The Snowden episode is still quite fresh in people’s minds and he has been called everything from a “traitor” to a “patriot.”  His fate remains uncertain as country after country has denied him asylum; if he is ever brought to the United States, he will undoubtedly be tried, found guilty, and serve decades in prison.  Many people still remember the “Pentagon Papers” case largely because it has been taught in school since the early 1970s due to a major U.S. Supreme Court case about the First Amendment’s freedom of the press.  Also, both Snowden and Ellsberg were known to have committed their respective crimes.  As avid a student of such stories as I have been much of my adult life, I must say I never knew of the Media, Pennsylvania break-in or what it led to.  A significant explanation is that none of the eight people involved were ever caught for their actions.

The documentarian interviews four of the eight members of the self-proclaimed “Citizens Commission to Investigate the FBI” (hereafter, the Commission).  The individuals involved explain their actions as being born of their collective opposition to the Vietnam War.  The Commission knew that the FBI was involved in the suppression of anti-war sentiment and they suspected FBI agents’ infiltration of “radical” organizations – something Hoover had been instructing the Bureau to do for decades.  What the Commission was looking for was proof.  They decided to break in to an unprotected field office in the town of Media on the night of the famous boxing match between Joe Frazier and Muhammed Ali.  They rightly assumed that everyone would be too engrossed in watching the fight on television to notice the break in; it was an ingenious bit of timely planning.

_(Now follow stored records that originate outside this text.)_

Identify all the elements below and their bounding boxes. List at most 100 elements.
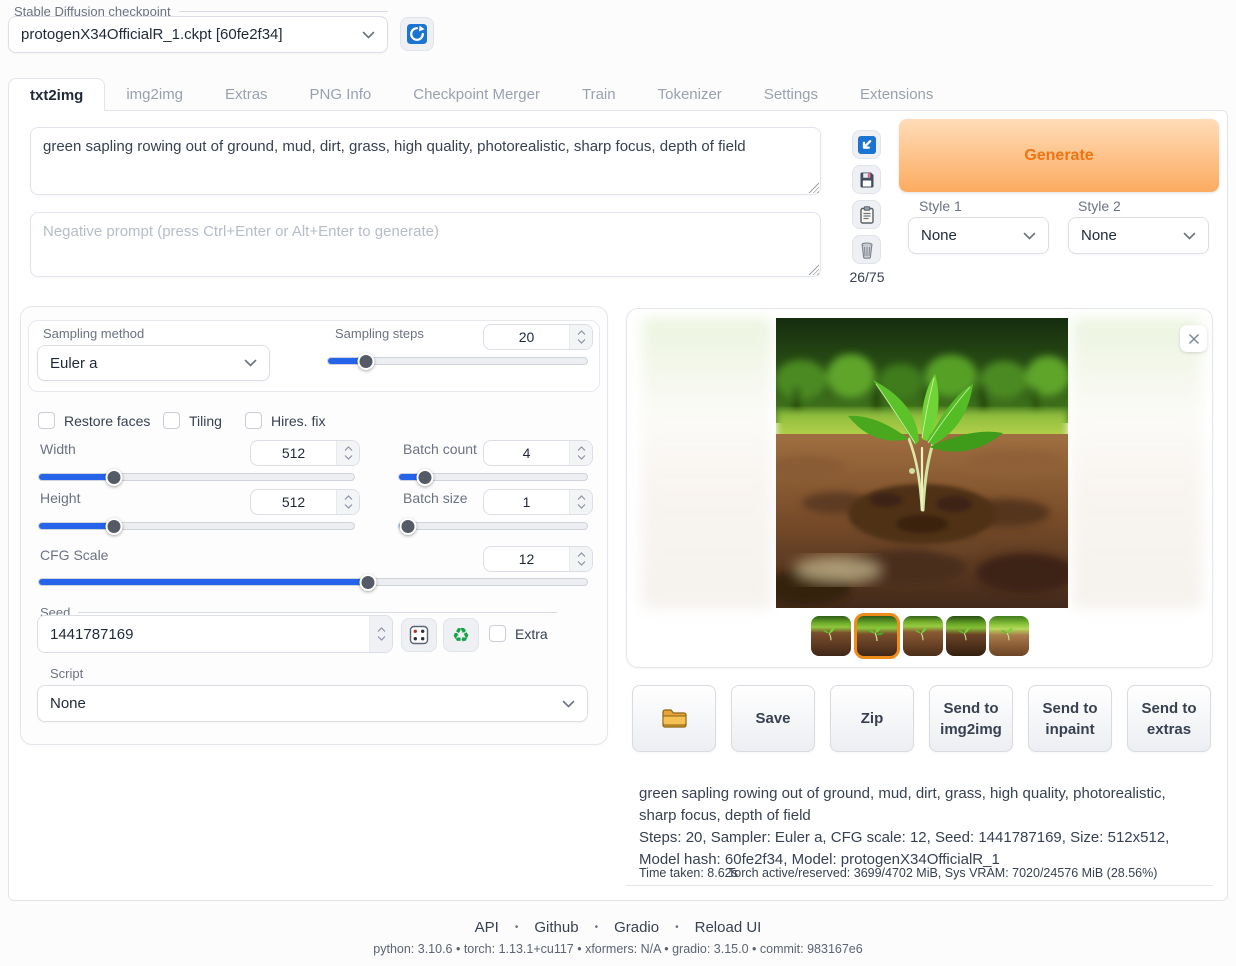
generate-button[interactable]: Generate bbox=[899, 119, 1219, 192]
restore-faces-checkbox[interactable]: Restore faces bbox=[38, 412, 150, 429]
chevron-down-icon bbox=[1023, 232, 1036, 240]
tab-img2img[interactable]: img2img bbox=[105, 78, 204, 111]
cfg-scale-spinner[interactable] bbox=[569, 547, 592, 571]
tab-extras[interactable]: Extras bbox=[204, 78, 289, 111]
sampling-method-dropdown[interactable]: Euler a bbox=[37, 345, 270, 381]
cfg-scale-label: CFG Scale bbox=[40, 547, 108, 563]
apply-style-button[interactable] bbox=[852, 200, 881, 229]
tab-settings[interactable]: Settings bbox=[743, 78, 839, 111]
refresh-checkpoint-button[interactable] bbox=[400, 17, 434, 51]
height-spinner[interactable] bbox=[336, 490, 359, 514]
style1-label: Style 1 bbox=[919, 198, 962, 214]
checkbox-box[interactable] bbox=[245, 412, 262, 429]
dice-icon bbox=[409, 625, 429, 645]
clear-prompt-button[interactable] bbox=[852, 235, 881, 264]
send-to-inpaint-button[interactable]: Send to inpaint bbox=[1028, 685, 1112, 752]
seed-spinner[interactable] bbox=[369, 616, 392, 652]
tab-extensions[interactable]: Extensions bbox=[839, 78, 954, 111]
send-to-img2img-button[interactable]: Send to img2img bbox=[929, 685, 1013, 752]
send-to-extras-button[interactable]: Send to extras bbox=[1127, 685, 1211, 752]
prompt-input[interactable]: green sapling rowing out of ground, mud,… bbox=[30, 127, 821, 195]
spinner-up-icon bbox=[377, 627, 386, 633]
batch-size-label: Batch size bbox=[403, 490, 468, 506]
checkbox-box[interactable] bbox=[163, 412, 180, 429]
batch-count-input[interactable]: 4 bbox=[483, 440, 593, 466]
footer-link-api[interactable]: API bbox=[475, 919, 499, 936]
output-info-params: Steps: 20, Sampler: Euler a, CFG scale: … bbox=[639, 827, 1201, 871]
zip-button[interactable]: Zip bbox=[830, 685, 914, 752]
tab-train[interactable]: Train bbox=[561, 78, 637, 111]
token-counter: 26/75 bbox=[845, 269, 889, 285]
batch-count-label: Batch count bbox=[403, 441, 477, 457]
batch-size-slider[interactable] bbox=[398, 518, 588, 534]
checkbox-box[interactable] bbox=[489, 625, 506, 642]
generated-image[interactable] bbox=[776, 318, 1068, 608]
spinner-down-icon bbox=[577, 503, 586, 509]
seed-input[interactable]: 1441787169 bbox=[37, 615, 393, 653]
sampling-steps-input[interactable]: 20 bbox=[483, 324, 593, 350]
hires-fix-checkbox[interactable]: Hires. fix bbox=[245, 412, 325, 429]
checkbox-box[interactable] bbox=[38, 412, 55, 429]
sampling-steps-slider[interactable] bbox=[327, 353, 588, 369]
tab-tokenizer[interactable]: Tokenizer bbox=[637, 78, 743, 111]
batch-count-slider[interactable] bbox=[398, 469, 588, 485]
sampling-steps-label: Sampling steps bbox=[335, 326, 424, 341]
batch-count-spinner[interactable] bbox=[569, 441, 592, 465]
extra-seed-checkbox[interactable]: Extra bbox=[489, 625, 548, 642]
width-slider[interactable] bbox=[38, 469, 355, 485]
spinner-up-icon bbox=[577, 330, 586, 336]
open-folder-button[interactable] bbox=[632, 685, 716, 752]
tiling-checkbox[interactable]: Tiling bbox=[163, 412, 222, 429]
cfg-scale-slider[interactable] bbox=[38, 574, 588, 590]
chevron-down-icon bbox=[362, 31, 375, 39]
style2-dropdown[interactable]: None bbox=[1068, 217, 1209, 254]
negative-prompt-input[interactable] bbox=[30, 212, 821, 277]
spinner-up-icon bbox=[344, 446, 353, 452]
thumbnail-strip bbox=[626, 612, 1213, 660]
footer-link-github[interactable]: Github bbox=[534, 919, 578, 936]
footer-separator: • bbox=[675, 922, 679, 933]
spinner-up-icon bbox=[577, 495, 586, 501]
batch-size-spinner[interactable] bbox=[569, 490, 592, 514]
chevron-down-icon bbox=[562, 700, 575, 708]
checkpoint-dropdown[interactable]: protogenX34OfficialR_1.ckpt [60fe2f34] bbox=[8, 16, 388, 53]
read-parameters-button[interactable] bbox=[852, 130, 881, 159]
height-input[interactable]: 512 bbox=[250, 489, 360, 515]
sampling-steps-spinner[interactable] bbox=[569, 325, 592, 349]
batch-size-input[interactable]: 1 bbox=[483, 489, 593, 515]
spinner-down-icon bbox=[577, 560, 586, 566]
height-slider[interactable] bbox=[38, 518, 355, 534]
random-seed-button[interactable] bbox=[401, 618, 437, 652]
width-input[interactable]: 512 bbox=[250, 440, 360, 466]
sampling-method-label: Sampling method bbox=[43, 326, 144, 341]
spinner-up-icon bbox=[577, 552, 586, 558]
tab-checkpoint-merger[interactable]: Checkpoint Merger bbox=[392, 78, 561, 111]
script-dropdown[interactable]: None bbox=[37, 685, 588, 722]
folder-icon bbox=[661, 708, 688, 729]
recycle-icon: ♻ bbox=[452, 625, 470, 645]
style1-dropdown[interactable]: None bbox=[908, 217, 1049, 254]
save-style-button[interactable] bbox=[852, 165, 881, 194]
close-gallery-button[interactable] bbox=[1180, 325, 1207, 352]
spinner-down-icon bbox=[344, 503, 353, 509]
spinner-down-icon bbox=[344, 454, 353, 460]
reuse-seed-button[interactable]: ♻ bbox=[443, 618, 479, 652]
footer-version-info: python: 3.10.6 • torch: 1.13.1+cu117 • x… bbox=[0, 942, 1236, 956]
tab-png-info[interactable]: PNG Info bbox=[289, 78, 393, 111]
thumbnail-1[interactable] bbox=[811, 616, 851, 656]
cfg-scale-input[interactable]: 12 bbox=[483, 546, 593, 572]
footer-link-reload-ui[interactable]: Reload UI bbox=[695, 919, 762, 936]
thumbnail-5[interactable] bbox=[989, 616, 1029, 656]
output-info-vram: Torch active/reserved: 3699/4702 MiB, Sy… bbox=[728, 866, 1157, 880]
thumbnail-3[interactable] bbox=[903, 616, 943, 656]
footer-link-gradio[interactable]: Gradio bbox=[614, 919, 659, 936]
footer-links: API • Github • Gradio • Reload UI bbox=[0, 919, 1236, 936]
width-spinner[interactable] bbox=[336, 441, 359, 465]
chevron-down-icon bbox=[1183, 232, 1196, 240]
tab-bar: txt2img img2img Extras PNG Info Checkpoi… bbox=[8, 78, 954, 111]
thumbnail-2-selected[interactable] bbox=[854, 613, 900, 659]
close-icon bbox=[1188, 333, 1200, 345]
save-button[interactable]: Save bbox=[731, 685, 815, 752]
tab-txt2img[interactable]: txt2img bbox=[8, 78, 105, 111]
thumbnail-4[interactable] bbox=[946, 616, 986, 656]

One gentleman broke into the office that night after a female member of the group, posing as a student interviewing the office’s FBI agent-in-charge, cased the building in the days preceding the actual break-in.  Once in, the Commission members simply walked in to the office building carrying suitcases and carried out every file folder and scrap of paper therein.  Back at one of their residences, the members sorted through the material and determined those documents that proved their suspicions about the Bureau’s illegal surveillance activities.  These were then sent to newspapers where story after story began to be published, undermining the FBI’s contention that all it had ever sought to do was protect Americans and certainly not to spy on them.

A larger part of the story that would take too long to fully recount here involved the uncovering of a Hoover pet project known as COINTELPRO.  It ran from the 1950s to its discovery in the 1970s.  The film covers the Church Committee – named after Senator Frank Church who chaired the congressional committee investigating the FBI’s activities under COINTELPRO; it would mark the first time a congressional committee provided real oversight of a U.S. Government intelligence agency and Congress officially curtailed the Bureau’s surveillance power.  All of this occurred because eight normal citizens illegally gained access to an unguarded FBI office and its unsecure files.

The documentary interviewed Betty Medsger who wrote a book published in 2014 in which five of the eight identified themselves; four of the eight appear in the documentary as the Commission’s de facto leader had unfortunately passed away before he could participate in 1971.  The statute of limitations had run out five years after the break-in, but members kept their silence for decades.  It is a timely film that reiterates just how little the public knows about the amount of surveillance conducted by the FBI and other governmental agencies.  Recently, the NSA has come under attack from Congress, federal judges, other countries, and citizens for listening in on phone calls and receiving data from cell-phone carriers.  Apparently, these agencies did not let the events in Media, Pennsylvania, stop them or even slow them down; they just changed the way they did business and how they guarded the surveillance.  It is unclear whether agencies like the FBI have continued to infiltrate suspected anti-American organizations, but 1971 tells the story of how it happened once and history has a way of repeating itself.  It is a truly remarkable documentary that even strong supporters of our nation’s intelligence agencies should give a careful watch.